Occamism questions the physical and Aristotelian metaphysics and, in particular, insists the only reality accessible to knowledge is intuitive. The universals, which exist only in the mind, have no correspondence with reality and are mere signs that symbolize a multiplicity of individuals. The further one goes from experience and generalizes, the more one imagines the constitution of the universal expressed by names. It is therefore necessary to revise the logical structures of discourse and language to separate the sign from the signified thing. Criticism of the concept of cause and substance, especially by the Occamistic Nicholas of Autrecourt, reduces the sciences to immediate and intuitive ways of knowing.

The Occamists using the nominalist method separate theology from Aristotelian foundations, making them lose any possibility of presenting themselves as science, and reducing confidence in the power of reason applied to supposed demonstrations of God's existence and any immortality of the soul. Despite this, they posited God's absolute power to explain the contingency of creatures and the laws of nature. Divine omnipotence also includes the idea that God can comprehend a nonexistent object: an anticipation of the "deceptive God", a theme Descartes used in asserting the certainty of the cogito ergo sum.

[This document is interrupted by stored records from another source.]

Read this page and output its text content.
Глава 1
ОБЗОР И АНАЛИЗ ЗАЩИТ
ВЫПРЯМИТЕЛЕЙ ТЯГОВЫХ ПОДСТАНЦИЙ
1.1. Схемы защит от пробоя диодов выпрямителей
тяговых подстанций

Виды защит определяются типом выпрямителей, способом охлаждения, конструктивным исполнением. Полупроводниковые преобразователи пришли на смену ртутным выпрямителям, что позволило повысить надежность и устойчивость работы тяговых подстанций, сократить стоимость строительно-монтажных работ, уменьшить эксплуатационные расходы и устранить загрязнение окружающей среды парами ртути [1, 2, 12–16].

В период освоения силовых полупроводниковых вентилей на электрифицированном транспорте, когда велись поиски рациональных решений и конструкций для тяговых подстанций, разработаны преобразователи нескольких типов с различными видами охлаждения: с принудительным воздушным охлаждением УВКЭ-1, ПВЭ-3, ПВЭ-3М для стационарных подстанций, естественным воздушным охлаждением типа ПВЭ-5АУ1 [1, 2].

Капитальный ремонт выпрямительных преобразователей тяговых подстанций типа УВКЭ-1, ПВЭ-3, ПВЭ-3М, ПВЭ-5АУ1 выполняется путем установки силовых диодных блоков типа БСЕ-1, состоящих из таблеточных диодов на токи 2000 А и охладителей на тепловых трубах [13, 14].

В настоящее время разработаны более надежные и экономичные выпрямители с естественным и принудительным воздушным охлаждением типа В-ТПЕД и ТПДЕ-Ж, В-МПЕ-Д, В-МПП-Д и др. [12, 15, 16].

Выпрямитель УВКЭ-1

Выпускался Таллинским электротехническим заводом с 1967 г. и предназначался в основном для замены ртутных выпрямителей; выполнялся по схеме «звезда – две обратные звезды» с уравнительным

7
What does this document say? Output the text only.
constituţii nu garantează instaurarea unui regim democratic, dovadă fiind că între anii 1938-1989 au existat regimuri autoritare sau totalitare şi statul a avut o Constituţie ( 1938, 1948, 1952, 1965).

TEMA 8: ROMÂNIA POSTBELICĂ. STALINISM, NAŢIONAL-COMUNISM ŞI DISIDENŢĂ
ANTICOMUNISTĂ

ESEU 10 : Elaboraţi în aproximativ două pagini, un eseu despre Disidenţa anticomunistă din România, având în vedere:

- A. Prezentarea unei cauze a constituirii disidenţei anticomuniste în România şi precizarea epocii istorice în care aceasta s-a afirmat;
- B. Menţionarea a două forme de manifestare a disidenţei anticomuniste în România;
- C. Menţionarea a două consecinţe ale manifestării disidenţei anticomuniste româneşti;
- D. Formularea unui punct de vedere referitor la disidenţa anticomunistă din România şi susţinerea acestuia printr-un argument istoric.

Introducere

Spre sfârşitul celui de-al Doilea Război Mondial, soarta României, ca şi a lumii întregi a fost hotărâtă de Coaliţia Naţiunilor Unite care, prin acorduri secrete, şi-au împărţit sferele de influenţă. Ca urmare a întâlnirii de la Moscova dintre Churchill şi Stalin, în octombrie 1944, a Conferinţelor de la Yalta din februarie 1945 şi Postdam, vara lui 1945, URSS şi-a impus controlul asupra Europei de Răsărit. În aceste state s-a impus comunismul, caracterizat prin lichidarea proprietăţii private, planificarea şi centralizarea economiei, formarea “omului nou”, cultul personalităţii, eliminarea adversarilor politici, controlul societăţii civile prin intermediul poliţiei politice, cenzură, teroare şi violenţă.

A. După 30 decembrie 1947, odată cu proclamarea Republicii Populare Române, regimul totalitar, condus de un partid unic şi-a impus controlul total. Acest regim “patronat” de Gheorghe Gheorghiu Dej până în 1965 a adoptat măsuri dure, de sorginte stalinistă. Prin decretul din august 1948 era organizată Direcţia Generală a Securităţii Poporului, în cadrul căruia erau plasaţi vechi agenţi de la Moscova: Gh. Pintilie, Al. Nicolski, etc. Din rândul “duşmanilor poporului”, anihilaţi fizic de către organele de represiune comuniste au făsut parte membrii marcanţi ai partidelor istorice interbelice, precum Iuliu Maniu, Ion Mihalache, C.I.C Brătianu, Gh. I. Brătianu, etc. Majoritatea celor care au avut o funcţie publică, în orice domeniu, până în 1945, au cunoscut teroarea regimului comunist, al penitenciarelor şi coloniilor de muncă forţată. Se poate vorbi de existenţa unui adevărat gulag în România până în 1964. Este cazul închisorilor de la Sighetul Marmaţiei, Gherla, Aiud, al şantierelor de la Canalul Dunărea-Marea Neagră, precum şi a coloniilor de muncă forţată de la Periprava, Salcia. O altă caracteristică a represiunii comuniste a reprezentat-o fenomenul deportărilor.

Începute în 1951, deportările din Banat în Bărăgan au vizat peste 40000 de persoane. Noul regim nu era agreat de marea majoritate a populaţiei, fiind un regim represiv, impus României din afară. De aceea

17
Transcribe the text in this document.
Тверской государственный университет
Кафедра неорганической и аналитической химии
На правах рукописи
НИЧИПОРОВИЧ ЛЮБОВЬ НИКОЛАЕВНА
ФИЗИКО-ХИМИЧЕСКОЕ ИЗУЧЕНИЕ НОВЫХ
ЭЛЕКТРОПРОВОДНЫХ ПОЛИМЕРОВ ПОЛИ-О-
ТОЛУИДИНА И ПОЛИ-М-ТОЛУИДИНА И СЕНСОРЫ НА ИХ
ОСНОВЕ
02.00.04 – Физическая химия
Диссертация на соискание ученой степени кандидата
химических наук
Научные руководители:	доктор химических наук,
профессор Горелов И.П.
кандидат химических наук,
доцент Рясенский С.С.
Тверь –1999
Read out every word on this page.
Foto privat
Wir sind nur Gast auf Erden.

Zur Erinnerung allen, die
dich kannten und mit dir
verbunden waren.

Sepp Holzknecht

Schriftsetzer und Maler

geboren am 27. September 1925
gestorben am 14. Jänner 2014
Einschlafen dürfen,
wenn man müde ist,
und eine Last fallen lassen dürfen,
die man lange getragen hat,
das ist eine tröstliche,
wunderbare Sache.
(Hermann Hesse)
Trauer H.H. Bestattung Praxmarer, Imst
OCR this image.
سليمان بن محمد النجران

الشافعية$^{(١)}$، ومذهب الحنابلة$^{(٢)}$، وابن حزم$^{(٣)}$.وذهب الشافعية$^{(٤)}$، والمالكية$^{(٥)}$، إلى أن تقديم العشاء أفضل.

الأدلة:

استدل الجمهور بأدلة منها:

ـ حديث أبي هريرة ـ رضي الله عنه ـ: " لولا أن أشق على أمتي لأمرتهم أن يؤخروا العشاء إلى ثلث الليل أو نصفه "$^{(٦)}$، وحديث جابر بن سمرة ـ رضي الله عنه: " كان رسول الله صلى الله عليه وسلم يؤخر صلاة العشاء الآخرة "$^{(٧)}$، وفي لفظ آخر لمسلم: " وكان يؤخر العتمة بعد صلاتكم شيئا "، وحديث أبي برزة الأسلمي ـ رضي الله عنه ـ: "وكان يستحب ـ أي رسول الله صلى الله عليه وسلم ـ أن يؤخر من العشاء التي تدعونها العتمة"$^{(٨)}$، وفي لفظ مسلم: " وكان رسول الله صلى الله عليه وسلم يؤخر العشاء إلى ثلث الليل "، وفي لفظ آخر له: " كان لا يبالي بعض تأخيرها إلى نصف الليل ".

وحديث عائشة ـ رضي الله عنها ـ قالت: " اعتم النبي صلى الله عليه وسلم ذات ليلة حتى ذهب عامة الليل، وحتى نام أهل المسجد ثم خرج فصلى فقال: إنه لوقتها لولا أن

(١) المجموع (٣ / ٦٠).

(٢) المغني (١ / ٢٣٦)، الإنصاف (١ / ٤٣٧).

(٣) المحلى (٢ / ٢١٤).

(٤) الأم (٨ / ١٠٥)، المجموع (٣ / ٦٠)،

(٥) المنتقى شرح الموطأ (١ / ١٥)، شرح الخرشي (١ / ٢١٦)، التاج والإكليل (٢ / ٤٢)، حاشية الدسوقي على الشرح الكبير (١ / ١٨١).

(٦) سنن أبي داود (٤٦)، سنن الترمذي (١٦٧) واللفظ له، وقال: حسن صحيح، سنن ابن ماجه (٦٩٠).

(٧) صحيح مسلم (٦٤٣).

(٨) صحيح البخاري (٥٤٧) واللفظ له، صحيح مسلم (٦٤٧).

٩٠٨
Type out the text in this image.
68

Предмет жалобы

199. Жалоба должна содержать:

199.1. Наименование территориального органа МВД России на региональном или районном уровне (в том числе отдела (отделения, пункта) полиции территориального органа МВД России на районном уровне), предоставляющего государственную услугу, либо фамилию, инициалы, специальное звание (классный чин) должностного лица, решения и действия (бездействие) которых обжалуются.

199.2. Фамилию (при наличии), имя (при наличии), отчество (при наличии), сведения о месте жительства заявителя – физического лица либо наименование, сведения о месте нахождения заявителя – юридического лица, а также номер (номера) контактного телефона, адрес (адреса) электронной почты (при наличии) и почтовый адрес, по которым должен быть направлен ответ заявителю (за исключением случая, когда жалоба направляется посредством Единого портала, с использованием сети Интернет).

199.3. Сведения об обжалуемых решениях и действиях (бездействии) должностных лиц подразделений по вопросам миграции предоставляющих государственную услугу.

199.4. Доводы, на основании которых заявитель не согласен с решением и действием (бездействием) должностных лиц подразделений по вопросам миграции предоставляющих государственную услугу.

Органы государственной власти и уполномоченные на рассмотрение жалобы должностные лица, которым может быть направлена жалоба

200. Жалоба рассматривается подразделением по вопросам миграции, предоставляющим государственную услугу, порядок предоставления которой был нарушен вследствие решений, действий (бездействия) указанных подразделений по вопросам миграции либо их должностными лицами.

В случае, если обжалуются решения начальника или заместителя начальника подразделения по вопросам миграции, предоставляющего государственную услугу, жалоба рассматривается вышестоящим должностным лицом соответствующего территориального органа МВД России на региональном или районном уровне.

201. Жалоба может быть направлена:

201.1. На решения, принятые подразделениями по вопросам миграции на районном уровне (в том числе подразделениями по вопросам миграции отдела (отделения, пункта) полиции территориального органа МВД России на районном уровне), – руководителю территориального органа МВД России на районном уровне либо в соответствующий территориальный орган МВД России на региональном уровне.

Occamism had wide influence between the 14th and 17th centuries, contributing to the progressive dissolution of Scholastic Aristotelianism.

==See also==

- Augustinianism
- Cartesianism
- Conceptualism
- Peter Abelard
- Scotism
- Thomism
- Occam's razor

==Notes==
 De contemptu mundi (book 1, v. 952) satirical work by Bernard of Cluny, a Benedictine monk of the 12th century who attacked the corruption of the laity and the Church of his time and who mentioned the nominalistic polemic of the 12th century against the reality of universals: a debate that, according to philosophical historiography, Occamism will take up in the 14th century. According to other authors, Occamism does not resume the nominalistic theses but expresses about universals the doctrine of conceptualism.